I know you’re an avid traveler, too, which is wonderful! What happens to you when you travel? What are the kinds of things you lose yourself in? What about that challenge you?

Traveling is a core part of my life. The best thing about traveling is the realization that people are the same everywhere and that happiness very truly comes from within no matter where you live or what you do. Along the way, you learn about how to do things in different ways and how to be adaptable and resilient. Traveling brings out the happiness in my soul in a way that few other activities do.

Noratus Cemetery 9.28.11Noratus Cemetery, Armenia.

Kostnice Ossuary Kutna Hora 9.21.11Bone Cathedral – Kostnice Ossuary  Kutna Hora, Czech Republic

Sea Lion - Cormorant Point (Floreana) - Galapagos 2.3.09Getting dive bombed by a seal lion in the Galapagos.

Tsaatan Mother and Child - MongoliaA lovely Tsaatan mother and child, Mongolia.

What is it about Tampa that makes you happy to come home from a trip?

It’s simple – Tampa is home. I’m frequently asked why I don’t live in New York or Austin or some other hipster hot spot and the answer is that nowhere else has the unique attributes that make Tampa an ideal community to foster creativity in an environment with unparalleled beauty.

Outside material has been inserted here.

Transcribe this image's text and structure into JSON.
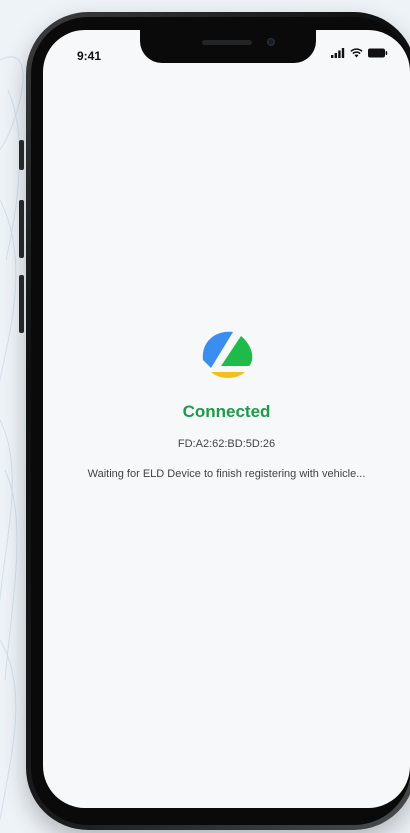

Tampa bay is not perfect by any means, but in the past 10 years that I’ve been back in Tampa, the commitment to community building has grown by leaps and bounds for music, art, bicycling, sustainability, etc. It’s awesome that I have continual conflicts about what to do since there are so many great things happening here. It’s possible to make things happen here and to find people who are willing to help make your dreams a reality. It’s not like that everywhere.

Finish these sentences:

I love: color.
I’m always looking for: new ways to engage and expand my horizons as a lawyer, a photographer and a human.
I often tell myself: do it anyway.
I can’t stand: meanness – just be kind.